Hoje eu sei que os dois estão juntos, pescando ou sentadinhos um ao lado do outro, mas sempre de mãos dadas. Sei que a lembrança que eu tenho nunca vai morrer, assim como a dor que tenho no coração. A saudade o tempo ainda não curou porque não enxuga minhas lágrimas em nenhum momento que me lembro dos dois.
Hoje a casa está vazia, à venda, e o cheiro de infância parece que foi embora com os meus avôs. Tanta vida tinha naquele lugar e hoje não passa de um conjunto de paredes. A roseira foi a única que resistiu no jardim. E desabrocha rosas, de vez em quando, que deixariam meu avô apaixonado.
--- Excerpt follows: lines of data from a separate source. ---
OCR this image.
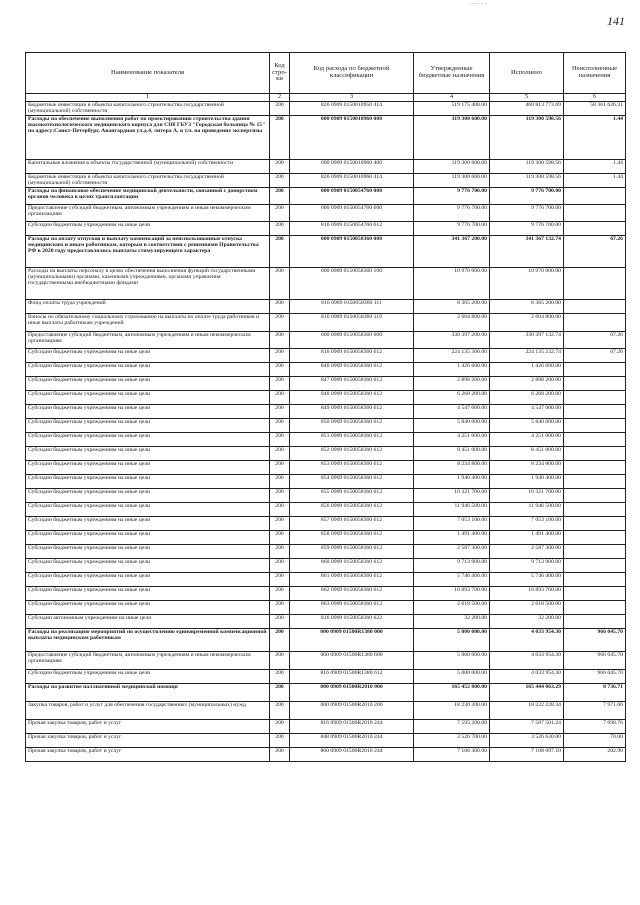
...... .. .
141
Наименование показателя	Код стро-ки	Код расхода по бюджетной классификации	Утвержденные бюджетные назначения	Исполнено	Неисполненные назначения
1	2	3	4	5	6
Бюджетные инвестиции в объекты капитального строительства государственной (муниципальной) собственности	200	826 0909 0150010950 414	519 175 400.00	460 813 773.69	58 361 626.31
Расходы на обеспечение выполнения работ по проектированию строительства здания высокотехнологического медицинского корпуса для СПб ГБУЗ "Городская больница № 15" по адресу:Санкт-Петербург, Авангардная ул.д.4, литера А, в т.ч. на проведение экспертизы	200	000 0909 0150010960 000	119 300 600.00	119 300 598.56	1.44
Капитальные вложения в объекты государственной (муниципальной) собственности	200	000 0909 0150010960 400	119 300 600.00	119 300 598.56	1.44
Бюджетные инвестиции в объекты капитального строительства государственной (муниципальной) собственности	200	826 0909 0150010960 414	119 300 600.00	119 300 598.56	1.44
Расходы на финансовое обеспечение медицинской деятельности, связанной с донорством органов человека в целях трансплантации	200	000 0909 0150054760 000	9 776 700.00	9 776 700.00	
Предоставление субсидий бюджетным, автономным учреждениям и иным некоммерческим организациям	200	000 0909 0150054760 600	9 776 700.00	9 776 700.00	
Субсидии бюджетным учреждениям на иные цели	200	816 0909 0150054760 612	9 776 700.00	9 776 700.00	
Расходы на оплату отпусков и выплату компенсаций за неиспользованные отпуска медицинским и иным работникам, которым в соответствии с решениями Правительства РФ в 2020 году предоставлялись выплаты стимулирующего характера	200	000 0909 0150058360 000	341 367 200.00	341 367 132.74	67.26
Расходы на выплаты персоналу в целях обеспечения выполнения функций государственными (муниципальными) органами, казенными учреждениями, органами управления государственными внебюджетными фондами	200	000 0909 0150058360 100	10 970 000.00	10 970 000.00	
Фонд оплаты труда учреждений	200	816 0909 0150058360 111	8 365 200.00	8 365 200.00	
Взносы по обязательному социальному страхованию на выплаты по оплате труда работников и иные выплаты работникам учреждений	200	816 0909 0150058360 119	2 604 800.00	2 604 800.00	
Предоставление субсидий бюджетным, автономным учреждениям и иным некоммерческим организациям	200	000 0909 0150058360 600	330 397 200.00	330 397 132.74	67.26
Субсидии бюджетным учреждениям на иные цели	200	816 0909 0150058360 612	224 135 300.00	224 135 232.74	67.26
Субсидии бюджетным учреждениям на иные цели	200	846 0909 0150058360 612	1 426 600.00	1 426 600.00	
Субсидии бюджетным учреждениям на иные цели	200	847 0909 0150058360 612	2 898 200.00	2 898 200.00	
Субсидии бюджетным учреждениям на иные цели	200	848 0909 0150058360 612	6 268 200.00	6 268 200.00	
Субсидии бюджетным учреждениям на иные цели	200	849 0909 0150058360 612	4 547 000.00	4 547 000.00	
Субсидии бюджетным учреждениям на иные цели	200	850 0909 0150058360 612	5 840 000.00	5 840 000.00	
Субсидии бюджетным учреждениям на иные цели	200	851 0909 0150058360 612	4 251 000.00	4 251 000.00	
Субсидии бюджетным учреждениям на иные цели	200	852 0909 0150058360 612	8 451 000.00	8 451 000.00	
Субсидии бюджетным учреждениям на иные цели	200	853 0909 0150058360 612	8 234 800.00	8 234 800.00	
Субсидии бюджетным учреждениям на иные цели	200	854 0909 0150058360 612	1 940 400.00	1 940 400.00	
Субсидии бюджетным учреждениям на иные цели	200	855 0909 0150058360 612	10 321 700.00	10 321 700.00	
Субсидии бюджетным учреждениям на иные цели	200	856 0909 0150058360 612	11 946 500.00	11 946 500.00	
Субсидии бюджетным учреждениям на иные цели	200	857 0909 0150058360 612	7 053 100.00	7 053 100.00	
Субсидии бюджетным учреждениям на иные цели	200	858 0909 0150058360 612	1 491 400.00	1 491 400.00	
Субсидии бюджетным учреждениям на иные цели	200	859 0909 0150058360 612	2 587 300.00	2 587 300.00	
Субсидии бюджетным учреждениям на иные цели	200	860 0909 0150058360 612	9 713 900.00	9 713 900.00	
Субсидии бюджетным учреждениям на иные цели	200	861 0909 0150058360 612	5 746 400.00	5 746 400.00	
Субсидии бюджетным учреждениям на иные цели	200	862 0909 0150058360 612	10 893 700.00	10 893 700.00	
Субсидии бюджетным учреждениям на иные цели	200	863 0909 0150058360 612	2 618 500.00	2 618 500.00	
Субсидии автономным учреждениям на иные цели	200	816 0909 0150058360 622	32 200.00	32 200.00	
Расходы на реализацию мероприятий по осуществлению единовременной компенсационной выплаты медицинским работникам	200	000 0909 01500R1380 000	5 000 000.00	4 033 954.30	966 045.70
Предоставление субсидий бюджетным, автономным учреждениям и иным некоммерческим организациям	200	000 0909 01500R1380 600	5 000 000.00	4 033 954.30	966 045.70
Субсидии бюджетным учреждениям на иные цели	200	816 0909 01500R1380 612	5 000 000.00	4 033 954.30	966 045.70
Расходы на развитие паллиативной медицинской помощи	200	000 0909 01500R2010 000	165 452 800.00	165 444 063.29	8 736.71
Закупка товаров, работ и услуг для обеспечения государственных (муниципальных) нужд	200	000 0909 01500R2010 200	18 230 200.00	18 222 228.34	7 971.66
Прочая закупка товаров, работ и услуг	200	816 0909 01500R2010 244	7 595 200.00	7 587 501.24	7 698.76
Прочая закупка товаров, работ и услуг	200	848 0909 01500R2010 244	3 526 700.00	3 526 630.00	70.00
Прочая закупка товаров, работ и услуг	200	860 0909 01500R2010 244	7 108 300.00	7 108 097.10	202.90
O que ficou comigo foi a memória. De tempos felizes que não voltam, de pessoas que não voltam, nem que eu faça força. Nem que eu brigue com Deus. E a parte triste dessa memória é que parece que muito mais coisa se foi com eles. Os domingos não têm mais tanto sentido. Às vezes eu me perco neles, cozinhando meu próprio molho de tomates, tentando manter a tradição pelo menos entre minha mãe, minha irmã e eu. E nem o Natal, que antes era tão lindo e vermelho para mim, é tão especial assim. Parece automático, uma reunião como outra qualquer. E a família… a família perdeu o alicerce. Faz de tudo para se manter em pé, mas balança com qualquer onda. Anda à deriva, levando a vida como está. Sem âncora para dar a sensação de chão.